Live Nation, a spinoff of Clear Channel Communications, renovated and reopened Irving Plaza under the name “Fillmore New York At Irving Plaza” on April 11, 2007, with English pop-music singer and songwriter Lily Allen as the opening act. The former Fillmore East in Manhattan’s East Village was a rock-music venue that was open from 1968 to 1971.
Google Books
Live at the Fillmore East
By Amalie R. Rothschild and Ruth Ellen Gruber
New York, NY: Thunder’s Mouth Press
1999
Pg. 6:
The Fillmore East was the church of rock and roll, and Bill was the shepherd tending the flock.

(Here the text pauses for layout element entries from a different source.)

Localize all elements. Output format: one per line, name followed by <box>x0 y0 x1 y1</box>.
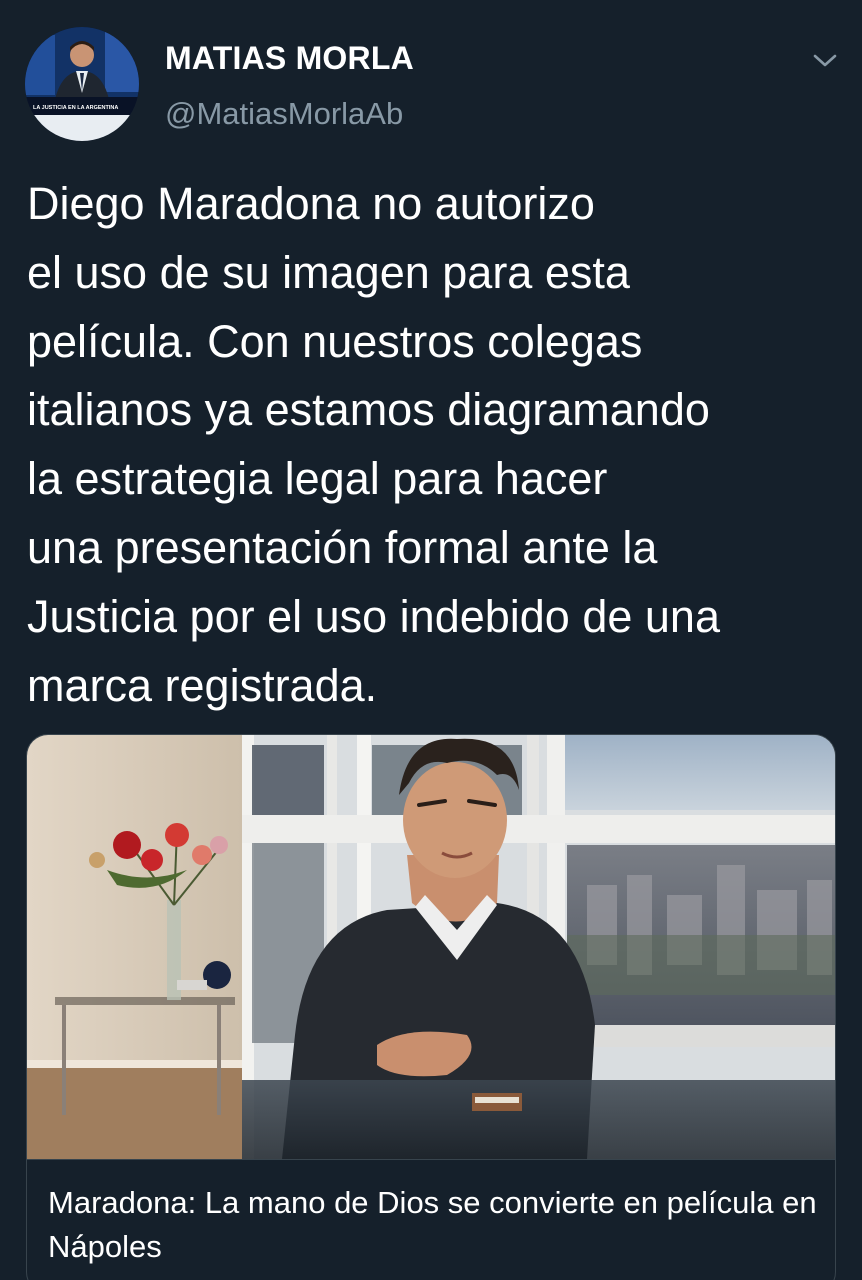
avatar-caption: LA JUSTICIA EN LA ARGENTINA <box>33 105 118 111</box>
avatar[interactable]: LA JUSTICIA EN LA ARGENTINA <box>25 27 139 141</box>
card-title[interactable]: Maradona: La mano de Dios se convierte e… <box>48 1181 818 1269</box>
display-name[interactable]: MATIAS MORLA <box>165 40 414 77</box>
card-image <box>27 735 835 1159</box>
card-divider <box>27 1159 835 1160</box>
link-card[interactable]: Maradona: La mano de Dios se convierte e… <box>26 734 836 1280</box>
avatar-image: LA JUSTICIA EN LA ARGENTINA <box>25 27 139 141</box>
user-handle[interactable]: @MatiasMorlaAb <box>165 96 403 132</box>
chevron-down-icon[interactable] <box>810 50 840 72</box>
tweet-text: Diego Maradona no autorizo el uso de su … <box>27 178 720 711</box>
tweet: LA JUSTICIA EN LA ARGENTINA MATIAS MORLA… <box>0 0 862 1280</box>
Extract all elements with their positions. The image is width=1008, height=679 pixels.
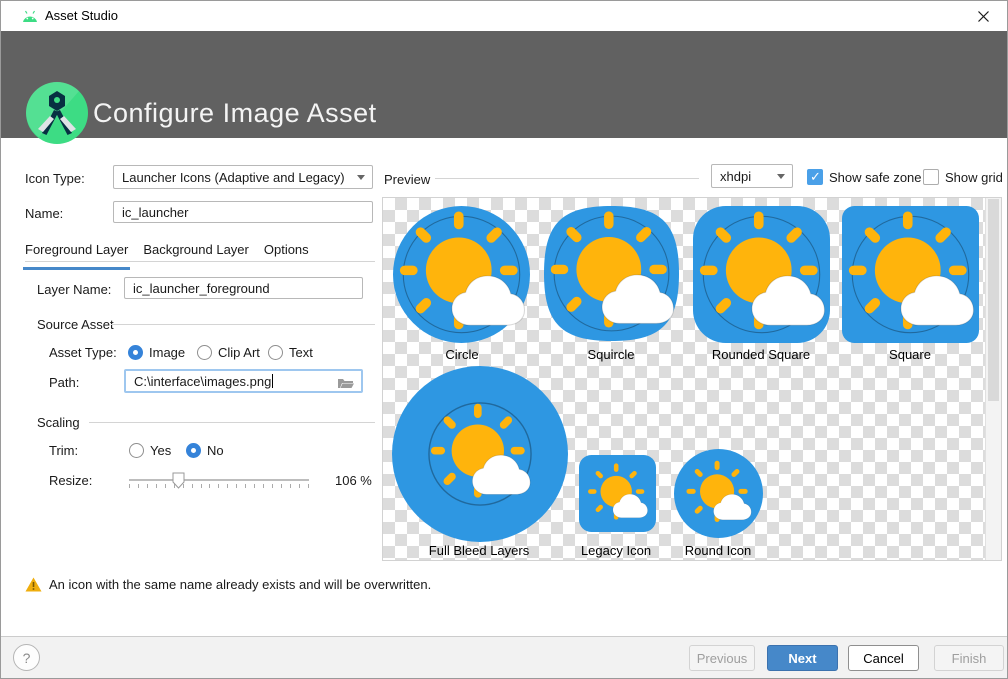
layer-name-label: Layer Name:	[37, 282, 111, 297]
warning-message: An icon with the same name already exist…	[25, 577, 431, 592]
preview-scrollbar-thumb[interactable]	[988, 199, 999, 401]
help-button[interactable]: ?	[13, 644, 40, 671]
resize-slider-thumb[interactable]	[172, 472, 185, 492]
trim-label: Trim:	[49, 443, 78, 458]
help-icon: ?	[23, 650, 31, 666]
title-bar: Asset Studio	[1, 1, 1007, 31]
preview-icon-circle	[393, 206, 530, 346]
preview-label-full-bleed: Full Bleed Layers	[429, 543, 529, 558]
trim-yes-label: Yes	[150, 443, 171, 458]
tab-options[interactable]: Options	[264, 242, 309, 270]
chevron-down-icon	[357, 175, 365, 180]
tabs-divider	[25, 261, 375, 262]
cancel-button[interactable]: Cancel	[848, 645, 919, 671]
preview-label-rounded-square: Rounded Square	[712, 347, 810, 362]
trim-no-label: No	[207, 443, 224, 458]
asset-type-clip-art-label: Clip Art	[218, 345, 260, 360]
slider-track[interactable]	[129, 479, 309, 481]
preview-icon-squircle	[544, 206, 679, 344]
preview-icon-legacy	[579, 455, 656, 535]
resize-slider[interactable]	[129, 471, 309, 491]
path-field[interactable]: C:\interface\images.png	[124, 369, 363, 393]
scaling-divider	[89, 422, 375, 423]
preview-icon-square	[842, 206, 979, 346]
tab-background-layer[interactable]: Background Layer	[143, 242, 249, 270]
preview-section-label: Preview	[384, 172, 430, 187]
show-safe-zone-option: Show safe zone	[807, 169, 922, 185]
preview-scrollbar[interactable]	[985, 198, 1001, 560]
window-title: Asset Studio	[45, 8, 118, 23]
close-button[interactable]	[959, 1, 1007, 31]
show-grid-label: Show grid	[945, 170, 1003, 185]
page-title: Configure Image Asset	[93, 98, 377, 129]
preview-label-square: Square	[889, 347, 931, 362]
dialog-header: Configure Image Asset	[1, 31, 1007, 138]
show-safe-zone-label: Show safe zone	[829, 170, 922, 185]
previous-button[interactable]: Previous	[689, 645, 755, 671]
folder-browse-icon[interactable]	[338, 377, 354, 389]
show-safe-zone-checkbox[interactable]	[807, 169, 823, 185]
preview-label-circle: Circle	[445, 347, 478, 362]
density-value: xhdpi	[720, 169, 751, 184]
finish-button[interactable]: Finish	[934, 645, 1004, 671]
preview-icon-full-bleed	[392, 366, 568, 545]
android-icon	[21, 10, 39, 26]
slider-ticks	[129, 484, 309, 488]
asset-type-image-label: Image	[149, 345, 185, 360]
icon-type-value: Launcher Icons (Adaptive and Legacy)	[122, 170, 345, 185]
asset-type-radio-text[interactable]	[268, 345, 283, 360]
source-asset-divider	[111, 324, 375, 325]
trim-radio-yes[interactable]	[129, 443, 144, 458]
layer-name-field[interactable]: ic_launcher_foreground	[124, 277, 363, 299]
footer-bar: ? Previous Next Cancel Finish	[1, 636, 1007, 678]
tab-foreground-layer[interactable]: Foreground Layer	[25, 242, 128, 270]
source-asset-section-label: Source Asset	[37, 317, 114, 332]
asset-type-radio-clip-art[interactable]	[197, 345, 212, 360]
text-caret	[272, 374, 273, 388]
trim-radio-no[interactable]	[186, 443, 201, 458]
preview-icon-round	[674, 449, 763, 541]
resize-value: 106 %	[335, 473, 372, 488]
asset-type-text-label: Text	[289, 345, 313, 360]
preview-panel: Circle Squircle Rounded Square Square Fu…	[382, 197, 1002, 561]
preview-icon-rounded-square	[693, 206, 830, 346]
preview-label-legacy: Legacy Icon	[581, 543, 651, 558]
next-button[interactable]: Next	[767, 645, 838, 671]
chevron-down-icon	[777, 174, 785, 179]
warning-text: An icon with the same name already exist…	[49, 577, 431, 592]
preview-label-squircle: Squircle	[588, 347, 635, 362]
path-label: Path:	[49, 375, 79, 390]
icon-type-dropdown[interactable]: Launcher Icons (Adaptive and Legacy)	[113, 165, 373, 189]
asset-studio-dialog: Asset Studio Configure Image Asset Icon	[0, 0, 1008, 679]
preview-label-round: Round Icon	[685, 543, 752, 558]
layer-tabs: Foreground Layer Background Layer Option…	[25, 242, 309, 270]
preview-divider	[435, 178, 699, 179]
close-icon	[978, 11, 989, 22]
name-field[interactable]: ic_launcher	[113, 201, 373, 223]
asset-type-radio-image[interactable]	[128, 345, 143, 360]
density-dropdown[interactable]: xhdpi	[711, 164, 793, 188]
android-studio-logo-icon	[25, 81, 89, 148]
show-grid-option: Show grid	[923, 169, 1003, 185]
icon-type-label: Icon Type:	[25, 171, 85, 186]
resize-label: Resize:	[49, 473, 92, 488]
scaling-section-label: Scaling	[37, 415, 80, 430]
asset-type-label: Asset Type:	[49, 345, 117, 360]
warning-icon	[25, 577, 42, 592]
show-grid-checkbox[interactable]	[923, 169, 939, 185]
name-label: Name:	[25, 206, 63, 221]
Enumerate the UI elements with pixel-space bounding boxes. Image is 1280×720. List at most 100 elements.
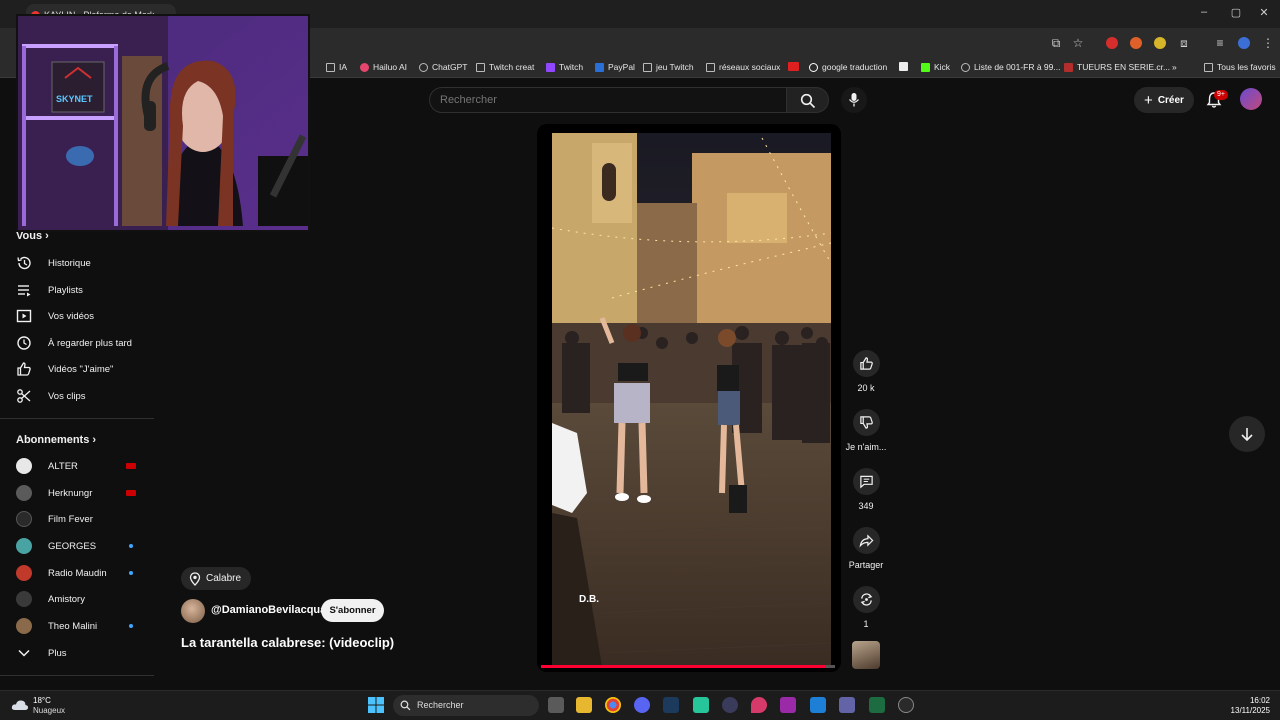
next-app-icon[interactable] — [780, 697, 796, 713]
youtube-icon — [788, 62, 799, 71]
bookmark-label: Twitch — [559, 62, 584, 72]
sidebar-item-liked-videos[interactable]: Vidéos "J'aime" — [0, 356, 154, 382]
account-avatar[interactable] — [1240, 88, 1262, 110]
sidebar-item-alter[interactable]: ALTER — [0, 453, 154, 479]
chrome-icon[interactable] — [605, 697, 621, 713]
create-button[interactable]: + Créer — [1134, 87, 1194, 113]
bookmark-chatgpt[interactable]: ChatGPT — [419, 62, 467, 72]
sidebar-item-label: GEORGES — [48, 540, 97, 552]
sidebar-divider — [0, 675, 154, 676]
media-controls-icon[interactable]: ≡ — [1212, 35, 1228, 51]
teams-icon[interactable] — [839, 697, 855, 713]
taskbar-time[interactable]: 16:02 — [1240, 696, 1270, 705]
bookmark-label: Hailuo AI — [373, 62, 408, 72]
bookmark-twitch[interactable]: Twitch — [546, 62, 583, 72]
bookmarks-overflow-icon[interactable]: » — [1172, 62, 1177, 72]
subscribe-button[interactable]: S'abonner — [321, 599, 384, 622]
bookmark-label: réseaux sociaux — [719, 62, 781, 72]
extensions-puzzle-icon[interactable]: ⧈ — [1176, 35, 1192, 51]
share-button[interactable] — [853, 527, 880, 554]
dislike-button[interactable] — [853, 409, 880, 436]
video-watermark: D.B. — [579, 594, 599, 605]
next-short-button[interactable] — [1229, 416, 1265, 452]
bookmark-ia[interactable]: IA — [326, 62, 347, 72]
search-input[interactable] — [440, 94, 770, 106]
sidebar-item-label: Amistory — [48, 593, 85, 605]
extension-yellow-icon[interactable] — [1154, 37, 1166, 49]
search-box[interactable] — [429, 87, 787, 113]
task-view-icon[interactable] — [548, 697, 564, 713]
comment-count: 349 — [858, 501, 874, 511]
search-button[interactable] — [787, 87, 829, 113]
video-frame[interactable] — [552, 133, 831, 666]
sidebar-item-history[interactable]: Historique — [0, 250, 154, 276]
location-chip[interactable]: Calabre — [181, 567, 252, 590]
channel-name[interactable]: @DamianoBevilacqua — [211, 604, 326, 616]
sidebar-item-radio-maudin[interactable]: Radio Maudin — [0, 560, 154, 586]
sidebar-item-label: Vos vidéos — [48, 310, 94, 322]
sidebar-item-your-videos[interactable]: Vos vidéos — [0, 303, 154, 329]
bookmark-reseaux-sociaux[interactable]: réseaux sociaux — [706, 62, 780, 72]
sidebar-item-label: Playlists — [48, 284, 83, 296]
bookmark-youtube[interactable] — [788, 62, 799, 71]
taskbar-date[interactable]: 13/11/2025 — [1220, 706, 1270, 715]
sidebar-item-georges[interactable]: GEORGES — [0, 533, 154, 559]
bookmark-twitch-creat[interactable]: Twitch creat — [476, 62, 534, 72]
sidebar-subscriptions-heading[interactable]: Abonnements › — [16, 434, 96, 446]
sidebar-item-amistory[interactable]: Amistory — [0, 586, 154, 612]
bookmark-label: IA — [339, 62, 348, 72]
bookmark-star-icon[interactable]: ☆ — [1070, 35, 1086, 51]
comments-button[interactable] — [853, 468, 880, 495]
discord-icon[interactable] — [634, 697, 650, 713]
weather-temperature[interactable]: 18°C — [33, 696, 51, 705]
cloud-icon[interactable] — [11, 699, 29, 711]
kick-icon — [921, 62, 930, 72]
sidebar-item-more[interactable]: Plus — [0, 640, 154, 666]
file-explorer-icon[interactable] — [576, 697, 592, 713]
sidebar-item-playlists[interactable]: Playlists — [0, 277, 154, 303]
browser-menu-icon[interactable]: ⋮ — [1260, 35, 1276, 51]
bookmark-tueurs[interactable]: TUEURS EN SERIE.cr... — [1064, 62, 1170, 72]
channel-avatar — [16, 458, 32, 474]
bookmark-kick[interactable]: Kick — [921, 62, 950, 72]
video-title[interactable]: La tarantella calabrese: (videoclip) — [181, 635, 394, 650]
bookmark-label: jeu Twitch — [656, 62, 694, 72]
excel-icon[interactable] — [869, 697, 885, 713]
watch-later-icon — [17, 336, 31, 350]
create-label: Créer — [1157, 94, 1184, 106]
weather-description[interactable]: Nuageux — [33, 706, 65, 715]
audio-thumbnail[interactable] — [852, 641, 880, 669]
voice-search-button[interactable] — [841, 87, 867, 113]
windows-start-icon[interactable] — [368, 697, 384, 713]
maximize-icon[interactable]: ▢ — [1228, 6, 1244, 19]
install-app-icon[interactable]: ⧉ — [1048, 35, 1064, 51]
like-button[interactable] — [853, 350, 880, 377]
bookmark-paypal[interactable]: PayPal — [595, 62, 635, 72]
bookmark-jeu-twitch[interactable]: jeu Twitch — [643, 62, 694, 72]
bookmark-liste[interactable]: Liste de 001-FR à 99... — [961, 62, 1060, 72]
sidebar-item-theo-malini[interactable]: Theo Malini — [0, 613, 154, 639]
app-green-icon[interactable] — [693, 697, 709, 713]
video-progress-bar[interactable] — [541, 665, 835, 668]
minimize-icon[interactable]: – — [1196, 6, 1212, 18]
close-window-icon[interactable]: ✕ — [1256, 6, 1272, 19]
profile-icon[interactable] — [1238, 37, 1250, 49]
bookmark-hailuo[interactable]: Hailuo AI — [360, 62, 407, 72]
app-circle-icon[interactable] — [722, 697, 738, 713]
extension-red-icon[interactable] — [1106, 37, 1118, 49]
sidebar-item-clips[interactable]: Vos clips — [0, 383, 154, 409]
outlook-icon[interactable] — [810, 697, 826, 713]
sidebar-item-herknungr[interactable]: Herknungr — [0, 480, 154, 506]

23 April 2000, Los Angeles (CA) Times, “THEATER; The Man Who Taught Rock to Roll; ‘Bill Graham Presents,’ a show about one of the biggest promoters of the ‘60s and ‘70s starring Ron Silver, tries to get a handle on his outsize personality” by Sean Mitchell, Calendar section, pg. 4:
Mickey Hart, the drummer for the Grateful Dead, once put it this way: “The Fillmore East was the church of rock ‘n’ roll, and Bill was the shepherd tending the flock.”
Google Books
Whole Lotta Led
By Ralph Hulett and Jerry Prochnicky
New York, NY: Citadel
2005
Pg. 60:
Another triumph of their first tour went down at their New York debut at Bill Graham’s Fillmore East. This venue had become the center of the rock universe in America; it was practically the church of rock for fans and one of the most important gigs for any artist. It had been an old movie palace, a gothic hall that held 2,500. Graham had already hosted numerous shows with the likes of Jimi Hendrix, Janis Joplin, the Who, and the Doors. Now it was Zeppelin’s turn.
27 February 2007, Palm Beach (FL) Post, “James Patterson’s Palm Beach” by Thom Smith, pg. 1E:
He also ushered at the Fillmore East, the mother church of rock ‘n’ roll.